The protection of civilians during armed conflict is a fundamental pillar of international humanitarian law. However, until now, and seeing the images, listening to the testimonies, this time no one in the West has noticed this either. Left to her own devices again. The civilian population tries to overcome the panic and looks us in the eye. “We are alone”, said Zelensky this morning looking at the camera to add: “if you, respected European leaders, world leaders, leaders of the free world, do not help us today, if you do not provide real help to Ukraine, the war will knock on your door morning”. Rarely have the words of a leader reproduced with such accuracy and clarity the feelings and thoughts of his people.
Meanwhile, the Russian foreign minister is justifying the brutal attack by saying that his operation is to liberate the Ukrainian people from an oppressive government. To the same town that voted for the Zelensky government, the same town that Russian soldiers crush with their tanks and destroy their lives with missiles.

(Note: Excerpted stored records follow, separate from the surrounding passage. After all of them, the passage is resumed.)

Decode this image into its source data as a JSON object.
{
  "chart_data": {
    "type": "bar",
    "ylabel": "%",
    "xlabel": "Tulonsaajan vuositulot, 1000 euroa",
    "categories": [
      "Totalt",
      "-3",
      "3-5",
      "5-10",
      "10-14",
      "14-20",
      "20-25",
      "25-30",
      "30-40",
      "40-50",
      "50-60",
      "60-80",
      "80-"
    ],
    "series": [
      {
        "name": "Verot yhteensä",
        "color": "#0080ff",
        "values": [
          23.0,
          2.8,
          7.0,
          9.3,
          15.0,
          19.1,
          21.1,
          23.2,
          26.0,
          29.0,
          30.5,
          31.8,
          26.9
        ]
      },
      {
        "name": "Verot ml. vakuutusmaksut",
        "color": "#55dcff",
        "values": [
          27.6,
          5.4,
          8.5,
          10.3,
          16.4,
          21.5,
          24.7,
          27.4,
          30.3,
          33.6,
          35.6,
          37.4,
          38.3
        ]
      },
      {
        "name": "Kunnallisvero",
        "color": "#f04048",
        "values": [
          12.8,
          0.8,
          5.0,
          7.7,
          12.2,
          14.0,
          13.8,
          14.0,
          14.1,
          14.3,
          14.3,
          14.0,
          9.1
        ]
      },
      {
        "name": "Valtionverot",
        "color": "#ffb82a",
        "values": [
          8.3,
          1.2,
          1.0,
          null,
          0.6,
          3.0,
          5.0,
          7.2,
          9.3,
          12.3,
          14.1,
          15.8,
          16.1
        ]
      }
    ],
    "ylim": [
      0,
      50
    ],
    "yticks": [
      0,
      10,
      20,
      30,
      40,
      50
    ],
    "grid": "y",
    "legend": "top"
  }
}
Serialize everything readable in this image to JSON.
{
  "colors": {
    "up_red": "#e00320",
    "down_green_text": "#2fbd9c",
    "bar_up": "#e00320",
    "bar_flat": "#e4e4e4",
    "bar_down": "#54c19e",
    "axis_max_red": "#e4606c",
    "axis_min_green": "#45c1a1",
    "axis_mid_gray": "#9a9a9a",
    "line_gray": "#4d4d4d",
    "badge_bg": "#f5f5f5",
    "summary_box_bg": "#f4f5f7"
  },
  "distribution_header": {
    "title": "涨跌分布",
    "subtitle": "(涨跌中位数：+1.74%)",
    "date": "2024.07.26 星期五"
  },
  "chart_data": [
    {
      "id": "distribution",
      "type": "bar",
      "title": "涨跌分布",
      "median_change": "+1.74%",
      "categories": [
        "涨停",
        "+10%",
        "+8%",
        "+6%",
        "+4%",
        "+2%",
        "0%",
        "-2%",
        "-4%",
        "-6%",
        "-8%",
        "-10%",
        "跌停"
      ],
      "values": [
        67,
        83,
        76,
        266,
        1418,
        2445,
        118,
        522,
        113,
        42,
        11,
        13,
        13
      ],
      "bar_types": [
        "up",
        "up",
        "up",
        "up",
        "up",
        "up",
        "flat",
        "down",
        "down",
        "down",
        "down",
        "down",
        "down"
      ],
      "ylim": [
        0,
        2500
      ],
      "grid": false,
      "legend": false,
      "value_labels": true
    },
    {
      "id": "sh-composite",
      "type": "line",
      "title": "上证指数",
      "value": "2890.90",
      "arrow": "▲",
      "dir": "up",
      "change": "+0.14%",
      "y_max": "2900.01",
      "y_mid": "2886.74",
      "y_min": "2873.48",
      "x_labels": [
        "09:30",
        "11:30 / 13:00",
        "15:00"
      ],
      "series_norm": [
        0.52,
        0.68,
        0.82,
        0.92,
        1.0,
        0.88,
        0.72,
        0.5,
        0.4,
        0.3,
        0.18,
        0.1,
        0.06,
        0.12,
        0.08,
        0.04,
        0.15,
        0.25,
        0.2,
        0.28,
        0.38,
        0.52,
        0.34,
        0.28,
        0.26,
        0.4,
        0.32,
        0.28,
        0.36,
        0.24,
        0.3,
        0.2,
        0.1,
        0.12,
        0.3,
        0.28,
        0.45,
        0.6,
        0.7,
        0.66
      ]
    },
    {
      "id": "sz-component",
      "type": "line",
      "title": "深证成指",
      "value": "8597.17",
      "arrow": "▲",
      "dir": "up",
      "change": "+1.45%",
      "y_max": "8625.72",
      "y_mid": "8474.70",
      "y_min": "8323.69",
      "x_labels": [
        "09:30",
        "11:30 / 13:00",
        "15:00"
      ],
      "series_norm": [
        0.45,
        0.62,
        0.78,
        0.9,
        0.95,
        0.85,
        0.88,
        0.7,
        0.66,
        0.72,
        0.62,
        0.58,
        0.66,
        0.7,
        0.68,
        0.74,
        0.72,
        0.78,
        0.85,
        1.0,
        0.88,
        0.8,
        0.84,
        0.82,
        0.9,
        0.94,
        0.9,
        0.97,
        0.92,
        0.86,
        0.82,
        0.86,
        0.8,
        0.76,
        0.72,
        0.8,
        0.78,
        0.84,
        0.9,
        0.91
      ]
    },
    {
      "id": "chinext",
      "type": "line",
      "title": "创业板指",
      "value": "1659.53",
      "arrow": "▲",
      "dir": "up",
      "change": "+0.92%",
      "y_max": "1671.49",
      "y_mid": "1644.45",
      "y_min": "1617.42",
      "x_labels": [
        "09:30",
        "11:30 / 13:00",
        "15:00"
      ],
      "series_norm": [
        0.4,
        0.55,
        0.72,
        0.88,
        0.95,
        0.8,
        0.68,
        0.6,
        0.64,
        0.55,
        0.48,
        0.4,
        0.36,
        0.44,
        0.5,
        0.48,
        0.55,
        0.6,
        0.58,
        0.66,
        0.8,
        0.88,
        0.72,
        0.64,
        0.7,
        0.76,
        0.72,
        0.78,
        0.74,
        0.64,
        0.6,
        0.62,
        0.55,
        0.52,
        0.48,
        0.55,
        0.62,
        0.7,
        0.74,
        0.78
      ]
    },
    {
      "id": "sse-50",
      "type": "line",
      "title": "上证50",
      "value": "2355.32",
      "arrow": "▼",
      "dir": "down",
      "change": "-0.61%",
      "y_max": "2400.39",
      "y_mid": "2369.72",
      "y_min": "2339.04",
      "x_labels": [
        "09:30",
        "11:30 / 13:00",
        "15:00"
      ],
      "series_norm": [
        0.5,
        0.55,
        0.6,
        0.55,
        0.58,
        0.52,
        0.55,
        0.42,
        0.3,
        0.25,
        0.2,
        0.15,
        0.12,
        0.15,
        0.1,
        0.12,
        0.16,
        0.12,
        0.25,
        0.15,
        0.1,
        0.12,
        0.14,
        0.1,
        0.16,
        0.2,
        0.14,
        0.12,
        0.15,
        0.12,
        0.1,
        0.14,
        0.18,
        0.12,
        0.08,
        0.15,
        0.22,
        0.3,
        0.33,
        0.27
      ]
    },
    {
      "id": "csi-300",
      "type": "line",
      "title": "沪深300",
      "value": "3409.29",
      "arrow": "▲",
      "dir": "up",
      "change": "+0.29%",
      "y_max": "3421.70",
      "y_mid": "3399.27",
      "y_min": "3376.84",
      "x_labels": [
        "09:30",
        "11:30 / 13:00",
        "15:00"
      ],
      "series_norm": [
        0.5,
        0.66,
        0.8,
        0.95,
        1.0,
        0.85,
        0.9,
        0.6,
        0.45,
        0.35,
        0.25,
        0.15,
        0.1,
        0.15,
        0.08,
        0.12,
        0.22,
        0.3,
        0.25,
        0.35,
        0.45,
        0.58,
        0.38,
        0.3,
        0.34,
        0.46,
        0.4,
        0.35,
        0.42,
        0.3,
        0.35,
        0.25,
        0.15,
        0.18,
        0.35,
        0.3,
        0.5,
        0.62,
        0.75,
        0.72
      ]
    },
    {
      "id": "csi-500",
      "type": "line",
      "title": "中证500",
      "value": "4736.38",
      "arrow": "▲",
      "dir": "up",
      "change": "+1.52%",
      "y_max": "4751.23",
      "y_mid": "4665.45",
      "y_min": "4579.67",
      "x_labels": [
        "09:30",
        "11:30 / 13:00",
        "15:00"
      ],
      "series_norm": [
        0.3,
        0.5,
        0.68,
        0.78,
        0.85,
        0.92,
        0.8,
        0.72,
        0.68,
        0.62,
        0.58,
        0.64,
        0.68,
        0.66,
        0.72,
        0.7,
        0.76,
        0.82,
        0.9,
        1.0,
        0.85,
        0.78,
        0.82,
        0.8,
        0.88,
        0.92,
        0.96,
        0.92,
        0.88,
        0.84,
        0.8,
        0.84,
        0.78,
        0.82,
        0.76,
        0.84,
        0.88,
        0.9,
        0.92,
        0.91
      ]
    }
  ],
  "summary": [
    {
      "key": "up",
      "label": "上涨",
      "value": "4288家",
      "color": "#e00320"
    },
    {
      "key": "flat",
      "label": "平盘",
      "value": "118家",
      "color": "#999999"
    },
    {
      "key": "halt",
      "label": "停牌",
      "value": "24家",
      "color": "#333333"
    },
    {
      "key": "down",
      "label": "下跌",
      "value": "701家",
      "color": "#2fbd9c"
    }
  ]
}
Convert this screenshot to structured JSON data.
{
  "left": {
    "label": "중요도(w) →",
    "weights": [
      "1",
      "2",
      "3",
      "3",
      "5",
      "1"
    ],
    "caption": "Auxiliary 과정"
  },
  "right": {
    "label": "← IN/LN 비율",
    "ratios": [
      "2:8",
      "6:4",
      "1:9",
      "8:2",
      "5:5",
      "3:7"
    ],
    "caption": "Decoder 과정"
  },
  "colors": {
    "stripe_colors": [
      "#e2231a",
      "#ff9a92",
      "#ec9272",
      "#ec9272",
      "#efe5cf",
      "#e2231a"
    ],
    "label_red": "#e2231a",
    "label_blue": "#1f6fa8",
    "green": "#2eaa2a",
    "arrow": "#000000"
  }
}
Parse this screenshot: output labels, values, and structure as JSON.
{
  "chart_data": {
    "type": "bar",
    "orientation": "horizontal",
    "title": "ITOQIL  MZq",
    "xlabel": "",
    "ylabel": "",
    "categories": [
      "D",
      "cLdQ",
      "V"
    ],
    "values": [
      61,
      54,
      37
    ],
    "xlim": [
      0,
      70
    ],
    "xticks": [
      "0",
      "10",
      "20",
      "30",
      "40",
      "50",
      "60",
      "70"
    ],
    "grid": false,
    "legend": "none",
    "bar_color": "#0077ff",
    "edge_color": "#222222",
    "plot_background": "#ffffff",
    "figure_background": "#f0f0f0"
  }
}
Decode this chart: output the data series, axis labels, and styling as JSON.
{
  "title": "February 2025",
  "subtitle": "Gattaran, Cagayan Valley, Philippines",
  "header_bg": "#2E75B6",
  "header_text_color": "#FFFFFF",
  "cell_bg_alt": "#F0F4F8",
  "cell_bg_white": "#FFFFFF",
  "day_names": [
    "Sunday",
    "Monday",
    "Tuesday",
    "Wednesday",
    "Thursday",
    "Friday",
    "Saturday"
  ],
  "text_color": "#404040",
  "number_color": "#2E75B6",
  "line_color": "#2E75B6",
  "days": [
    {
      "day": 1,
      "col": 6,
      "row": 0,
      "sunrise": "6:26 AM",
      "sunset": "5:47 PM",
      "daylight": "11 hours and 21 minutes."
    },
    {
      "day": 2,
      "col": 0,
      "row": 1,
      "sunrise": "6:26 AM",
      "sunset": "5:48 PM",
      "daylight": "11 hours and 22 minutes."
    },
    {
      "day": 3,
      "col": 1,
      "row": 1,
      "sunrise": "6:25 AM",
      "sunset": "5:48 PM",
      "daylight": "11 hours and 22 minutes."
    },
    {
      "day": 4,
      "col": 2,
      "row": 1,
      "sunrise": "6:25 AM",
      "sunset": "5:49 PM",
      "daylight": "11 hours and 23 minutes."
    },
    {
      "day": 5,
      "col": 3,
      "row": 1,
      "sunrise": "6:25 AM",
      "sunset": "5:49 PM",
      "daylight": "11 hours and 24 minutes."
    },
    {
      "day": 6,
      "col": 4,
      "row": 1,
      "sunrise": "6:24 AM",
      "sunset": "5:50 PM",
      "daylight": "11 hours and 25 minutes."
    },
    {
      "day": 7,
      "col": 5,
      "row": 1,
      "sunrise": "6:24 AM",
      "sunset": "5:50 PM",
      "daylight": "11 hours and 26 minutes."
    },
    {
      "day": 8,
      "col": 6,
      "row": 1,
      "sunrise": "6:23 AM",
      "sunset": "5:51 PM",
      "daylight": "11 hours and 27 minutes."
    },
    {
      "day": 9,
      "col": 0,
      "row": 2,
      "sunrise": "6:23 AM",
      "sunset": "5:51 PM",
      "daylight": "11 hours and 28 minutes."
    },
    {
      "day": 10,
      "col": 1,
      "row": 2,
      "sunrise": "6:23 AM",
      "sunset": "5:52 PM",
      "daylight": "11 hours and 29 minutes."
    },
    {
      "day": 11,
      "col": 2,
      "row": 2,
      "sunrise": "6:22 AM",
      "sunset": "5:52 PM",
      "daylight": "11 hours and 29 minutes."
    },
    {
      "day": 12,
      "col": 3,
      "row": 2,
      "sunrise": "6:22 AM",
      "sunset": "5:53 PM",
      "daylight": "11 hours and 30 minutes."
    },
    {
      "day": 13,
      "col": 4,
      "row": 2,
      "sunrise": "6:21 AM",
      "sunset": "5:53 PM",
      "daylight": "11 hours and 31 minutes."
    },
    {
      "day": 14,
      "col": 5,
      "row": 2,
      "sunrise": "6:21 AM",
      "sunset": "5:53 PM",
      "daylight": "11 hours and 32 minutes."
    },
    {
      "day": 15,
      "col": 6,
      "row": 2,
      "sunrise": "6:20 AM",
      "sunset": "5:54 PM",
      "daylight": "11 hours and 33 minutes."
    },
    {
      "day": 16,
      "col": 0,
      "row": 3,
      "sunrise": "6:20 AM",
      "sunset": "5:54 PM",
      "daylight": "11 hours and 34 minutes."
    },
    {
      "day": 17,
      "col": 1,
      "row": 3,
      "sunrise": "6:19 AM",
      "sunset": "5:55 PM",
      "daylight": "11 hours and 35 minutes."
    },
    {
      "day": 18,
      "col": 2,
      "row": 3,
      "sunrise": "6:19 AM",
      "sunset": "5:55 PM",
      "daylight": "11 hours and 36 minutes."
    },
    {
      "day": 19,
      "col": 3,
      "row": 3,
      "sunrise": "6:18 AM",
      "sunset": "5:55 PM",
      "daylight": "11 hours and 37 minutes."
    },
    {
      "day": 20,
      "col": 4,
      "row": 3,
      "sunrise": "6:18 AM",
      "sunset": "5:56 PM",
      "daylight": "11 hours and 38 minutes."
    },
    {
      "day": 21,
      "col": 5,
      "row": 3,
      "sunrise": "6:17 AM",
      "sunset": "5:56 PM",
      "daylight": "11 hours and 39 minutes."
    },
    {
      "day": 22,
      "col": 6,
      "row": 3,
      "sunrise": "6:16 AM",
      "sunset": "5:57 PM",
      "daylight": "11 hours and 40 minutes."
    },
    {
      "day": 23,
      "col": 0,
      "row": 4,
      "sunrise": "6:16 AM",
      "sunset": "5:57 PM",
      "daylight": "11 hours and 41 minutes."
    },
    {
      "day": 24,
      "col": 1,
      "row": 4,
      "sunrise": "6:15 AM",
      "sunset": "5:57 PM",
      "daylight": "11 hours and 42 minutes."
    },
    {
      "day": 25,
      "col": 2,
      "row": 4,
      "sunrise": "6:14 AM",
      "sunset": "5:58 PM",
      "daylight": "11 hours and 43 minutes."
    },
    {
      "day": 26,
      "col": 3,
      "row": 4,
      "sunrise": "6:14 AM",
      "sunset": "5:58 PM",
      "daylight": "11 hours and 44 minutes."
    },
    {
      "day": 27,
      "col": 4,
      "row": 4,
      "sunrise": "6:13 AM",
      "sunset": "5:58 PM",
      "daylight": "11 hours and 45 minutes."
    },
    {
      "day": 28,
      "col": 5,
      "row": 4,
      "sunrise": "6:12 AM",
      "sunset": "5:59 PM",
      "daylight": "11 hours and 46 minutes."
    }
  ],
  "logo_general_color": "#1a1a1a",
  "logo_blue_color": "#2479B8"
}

The language of violence is not compatible with that of justice nor that of freedom, with that of democracy. It is the verb to negotiate that is conjugated with the word freedom.
Putin wants denazify Ukraine. He, who heads a government that has spent years eliminating discrepancies and imposing a regime full of suspicions and shadows that admits no opposition, dissidence or plurality. Since coming to power in 1999, paradoxically, the Russian leader has not stopped undertaking a process of gradual “nazification” in his own country and promoting it outside its borders. There are no new indications that Putin does not care about the right international law and democratic principles. Behind his figure there are countless complaints of serious human rights violations, as have been denouncing international human rights organizations such as Amnesty International.
Hundreds of reports and information that indicate how the Russian Federation has been repeating, in the last two decades, the same totalitarian pattern that aggravates its impunity and increases its influence: limitation of the rights to freedom of expression, association and meeting, persecution and imprisonment opponents, purging of the Administration, arbitrary arrests and repression of demonstrators, activists and journalists, legislative reforms aimed at expanding their power and lengthening their mandates and, of course, the dissemination of anti-human rights and pro-human rights rhetoric and thought. ultraconservative values that serves to indoctrinate the extreme right around the world.
From the facts, it seems that Putin is closer to Nazification than denazification. It is not the path of democracy or freedom that the Russian president has been walking, rather the opposite. Already in 2004, Anna Politkovskaya, one of the voices most critical of the Putin government until she was shot to death two years later, wrote in an article in The Guardian which seems prescient almost 20 years later: “We are hurtling back into a Soviet abyss, into an information vacuum that portends death by our own ignorance. All we are left with is the Internet, where information is still freely available. For the rest, if you want to continue working as a journalist, it is total servility to Putin. Otherwise, it may be death, bullet, poison, or judgment…”
Otherwise (looking at the Ukraine) non-servileness can be an invasion, and hundreds of deaths, thousands of displaced people and millions of girls, boys, women and men threatened with death. It is a strange way to liberate a people, to declare war on it.